General characteristics
- Class & type: 250t-class torpedo boat
- Displacement: 262 tons (standard); 320 tons (full load);
- Length: 58.2 m (190 ft 11 in)
- Beam: 5.7 m (18 ft 8 in)
- Draft: 1.5 m (4 ft 11 in)
- Propulsion: 2 Yarrow boilers, 2 Parsons turbines, 2 shafts, 5,000 horse power
- Speed: 28 knots (52 km/h)
- Range: 980 nautical miles (1,810 km)
- Complement: 39
- Armament: World War II:; 2 x 66 mm Škoda naval guns; 2 x 20 mm Oerlikon AA guns; 2 x 450 mm torpedo tubes;

= NMS Sborul =

NMS Sborul was a torpedo boat of the Royal Romanian Navy. She was commissioned in 1920, after initially serving as Tb 81 T in the Austro-Hungarian Navy during World War I. She and six more sister ships were awarded to Romania as reparations after the war ended.
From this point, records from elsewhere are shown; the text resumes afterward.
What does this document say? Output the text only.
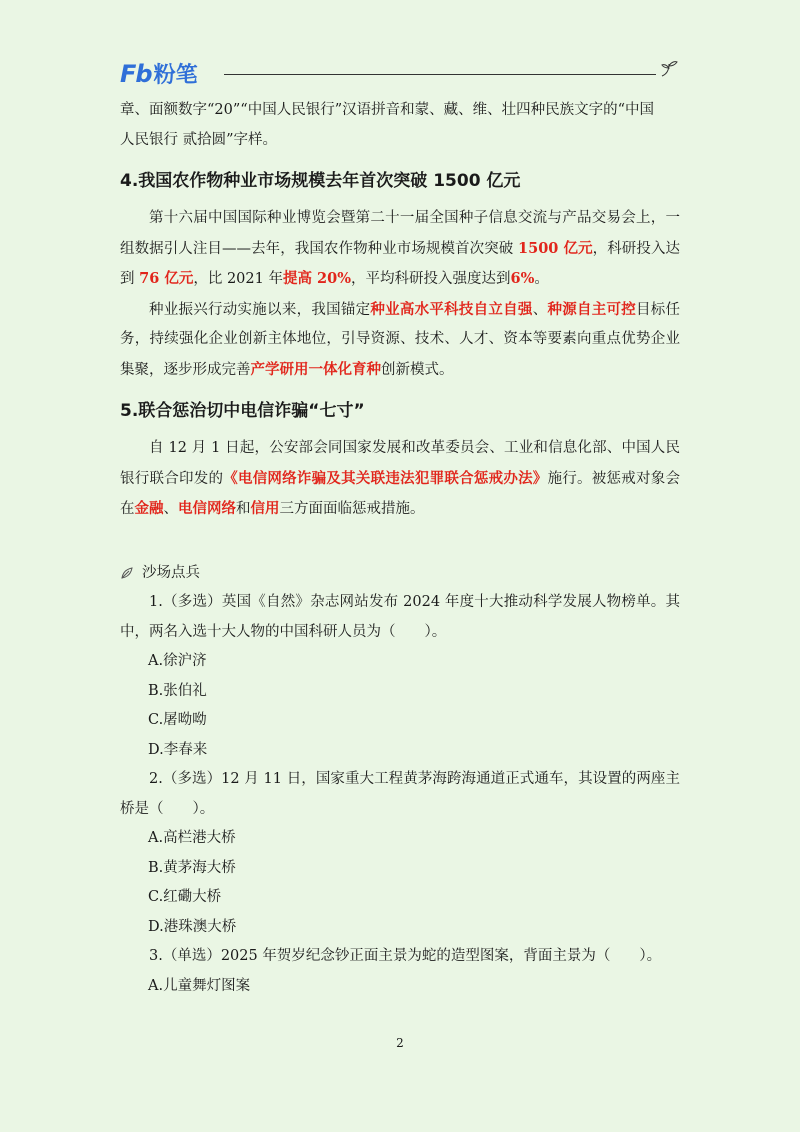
Fb 粉笔

章、面额数字“20”“中国人民银行”汉语拼音和蒙、藏、维、壮四种民族文字的“中国
人民银行 贰拾圆”字样。

4.我国农作物种业市场规模去年首次突破 1500 亿元

第十六届中国国际种业博览会暨第二十一届全国种子信息交流与产品交易会上，一组数据引人注目——去年，我国农作物种业市场规模首次突破 1500 亿元，科研投入达到 76 亿元，比 2021 年提高 20%，平均科研投入强度达到6%。

种业振兴行动实施以来，我国锚定种业高水平科技自立自强、种源自主可控目标任务，持续强化企业创新主体地位，引导资源、技术、人才、资本等要素向重点优势企业集聚，逐步形成完善产学研用一体化育种创新模式。

5.联合惩治切中电信诈骗“七寸”

自 12 月 1 日起，公安部会同国家发展和改革委员会、工业和信息化部、中国人民银行联合印发的《电信网络诈骗及其关联违法犯罪联合惩戒办法》施行。被惩戒对象会在金融、电信网络和信用三方面面临惩戒措施。

沙场点兵

1.（多选）英国《自然》杂志网站发布 2024 年度十大推动科学发展人物榜单。其中，两名入选十大人物的中国科研人员为（　　）。

A.徐沪济

B.张伯礼

C.屠呦呦

D.李春来

2.（多选）12 月 11 日，国家重大工程黄茅海跨海通道正式通车，其设置的两座主桥是（　　）。

A.高栏港大桥

B.黄茅海大桥

C.红磡大桥

D.港珠澳大桥

3.（单选）2025 年贺岁纪念钞正面主景为蛇的造型图案，背面主景为（　　）。

A.儿童舞灯图案

2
==Construction and specifications==
A vessel of the T-group of the 250t-class, Sborul was built by STT at the Port of Trieste. Under the designation 81 T, she was laid down on 6 February 1914, launched on 6 August that year and commissioned on 1 December. She had a waterline length of 58.2 m, a beam of 5.7 m, and a normal draught of 1.5 m. While her designed displacement was 262 t, she displaced about 320 t fully loaded. The crew consisted of 39 officers and enlisted men. Her Parsons turbines were rated at 5000 shp with a maximum output of 6000 shp, enabling her to reach a top speed of 28 kn. She carried 18 t of coal and 24 t of fuel oil, which gave her a range of 980 nmi at 16 kn. Under the provisions of the Treaty of Saint-Germain-en-Laye, she was given as reparations to Romania in 1920, along with six more boats of the same class. Notably, Sborul was the only Romanian torpedo boat of the Second World War to still have her torpedo tubes. Along with the destroyers Mărăști and Mărășești, she was the only warship of the Romanian Navy to use 450 mm torpedoes, as opposed to most of the other vessels which used 533 mm torpedoes. Her armament consisted of two 66 mm naval guns, two 20 mm anti-aircraft guns and two 450 mm torpedo tubes.

==Career==
Sborul was captured by Soviet forces in 1944 and commissioned by the Soviet Navy as Musson. She was returned to Romania on 22 September 1945 and continued to serve until 1958, when she was scrapped.

While fighting on the Axis side during World War II, she was involved in the minelaying operation of the Bulgarian coast in October 1941. Sborul also took part in the Battle of Jibrieni on 17 December 1941.